Under cross examination by Texarkana lawyer Jeff Harrelson, Allison agreed that Tracy claimed to have a reason for assaulting Davison and that Tracy said he didn't mean to kill. Allison said he believes Tracy is one of the "more intelligent" inmates he's interviewed and said he saw no evidence that Tracy suffers from mental disease or a diminished intellect.

Before the jury entered the courtroom Wednesday morning, Tracy's lead defense attorney, Mac Cobb of Mount Pleasant, Texas, expressed concern to 102nd District Judge Bobby Lockhart that one of the jurors had winked at Crisp during proceedings last week. Lockhart and Crisp said they had not seen any misconduct by the juror and Lockhart agreed to take Cobb's concerns under advisement.

Cobb asked that each juror be provided with a copy of Tracy's manual, "How to thrive and survive in prison," so that each has an equal opportunity to read it. Lockhart agreed to consider the request.

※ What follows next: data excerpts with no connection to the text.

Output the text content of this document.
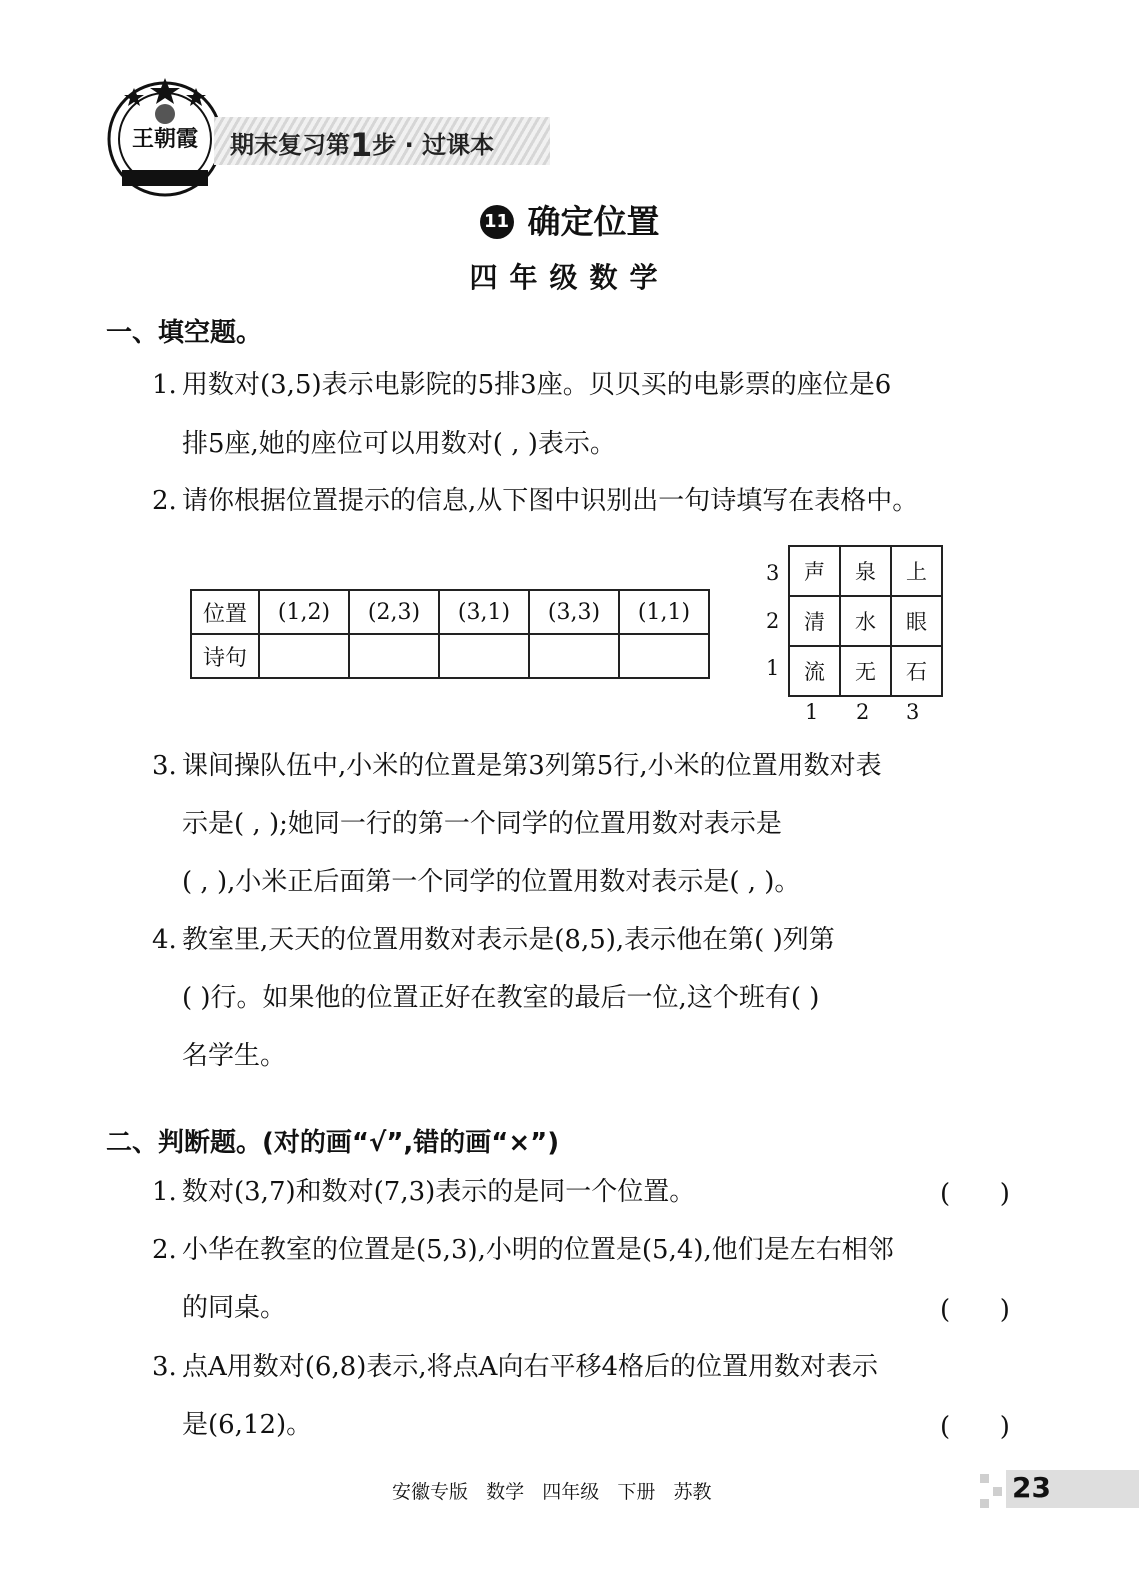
王朝霞 期末复习第1步 · 过课本
11 确定位置
四年级数学
一、填空题。
1. 用数对(3,5)表示电影院的5排3座。贝贝买的电影票的座位是6
排5座,她的座位可以用数对( , )表示。
2. 请你根据位置提示的信息,从下图中识别出一句诗填写在表格中。
位置	(1,2)	(2,3)	(3,1)	(3,3)	(1,1)
诗句					
3
2
1
声	泉	上
清	水	眼
流	无	石
1 2 3
3. 课间操队伍中,小米的位置是第3列第5行,小米的位置用数对表
示是( , );她同一行的第一个同学的位置用数对表示是
( , ),小米正后面第一个同学的位置用数对表示是( , )。
4. 教室里,天天的位置用数对表示是(8,5),表示他在第( )列第
( )行。如果他的位置正好在教室的最后一位,这个班有( )
名学生。
二、判断题。(对的画“√”,错的画“×”)
1. 数对(3,7)和数对(7,3)表示的是同一个位置。	(      )
2. 小华在教室的位置是(5,3),小明的位置是(5,4),他们是左右相邻
的同桌。	(      )
3. 点A用数对(6,8)表示,将点A向右平移4格后的位置用数对表示
是(6,12)。	(      )
安徽专版   数学   四年级   下册   苏教	23
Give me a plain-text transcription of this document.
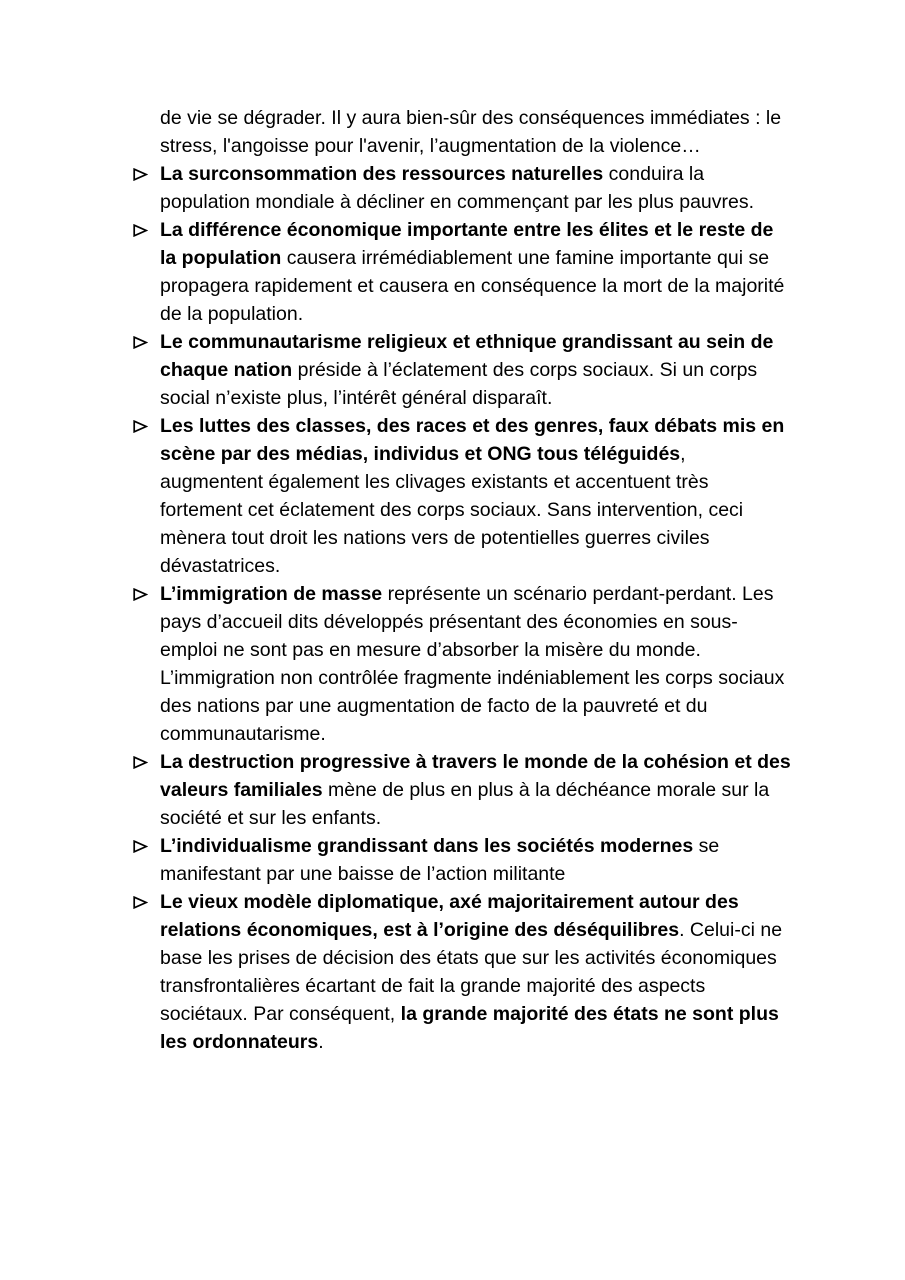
de vie se dégrader. Il y aura bien-sûr des conséquences immédiates : le stress, l'angoisse pour l'avenir, l’augmentation de la violence…
La surconsommation des ressources naturelles conduira la population mondiale à décliner en commençant par les plus pauvres.
La différence économique importante entre les élites et le reste de la population causera irrémédiablement une famine importante qui se propagera rapidement et causera en conséquence la mort de la majorité de la population.
Le communautarisme religieux et ethnique grandissant au sein de chaque nation préside à l’éclatement des corps sociaux. Si un corps social n’existe plus, l’intérêt général disparaît.
Les luttes des classes, des races et des genres, faux débats mis en scène par des médias, individus et ONG tous téléguidés, augmentent également les clivages existants et accentuent très fortement cet éclatement des corps sociaux. Sans intervention, ceci mènera tout droit les nations vers de potentielles guerres civiles dévastatrices.
L’immigration de masse représente un scénario perdant-perdant. Les pays d’accueil dits développés présentant des économies en sous-emploi ne sont pas en mesure d’absorber la misère du monde. L’immigration non contrôlée fragmente indéniablement les corps sociaux des nations par une augmentation de facto de la pauvreté et du communautarisme.
La destruction progressive à travers le monde de la cohésion et des valeurs familiales mène de plus en plus à la déchéance morale sur la société et sur les enfants.
L’individualisme grandissant dans les sociétés modernes se manifestant par une baisse de l’action militante
Le vieux modèle diplomatique, axé majoritairement autour des relations économiques, est à l’origine des déséquilibres. Celui-ci ne base les prises de décision des états que sur les activités économiques transfrontalières écartant de fait la grande majorité des aspects sociétaux. Par conséquent, la grande majorité des états ne sont plus les ordonnateurs.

Cobb also told Lockhart that Tracy wanted to make a statement.

Tracy complained that Cobb and Harrelson haven't subpoenaed witnesses he feels might help his case and accused Crisp of prosecutorial misconduct. At the end of the day, after the jury had been excused for the evening, Lockhart addressed Tracy's morning statement and mentioned that he previously ruled against hybrid representation, meaning Tracy cannot file motions on his own behalf while being represented by licensed lawyers.

Testimony is expected to resume this morning at the Bowie County Courthouse.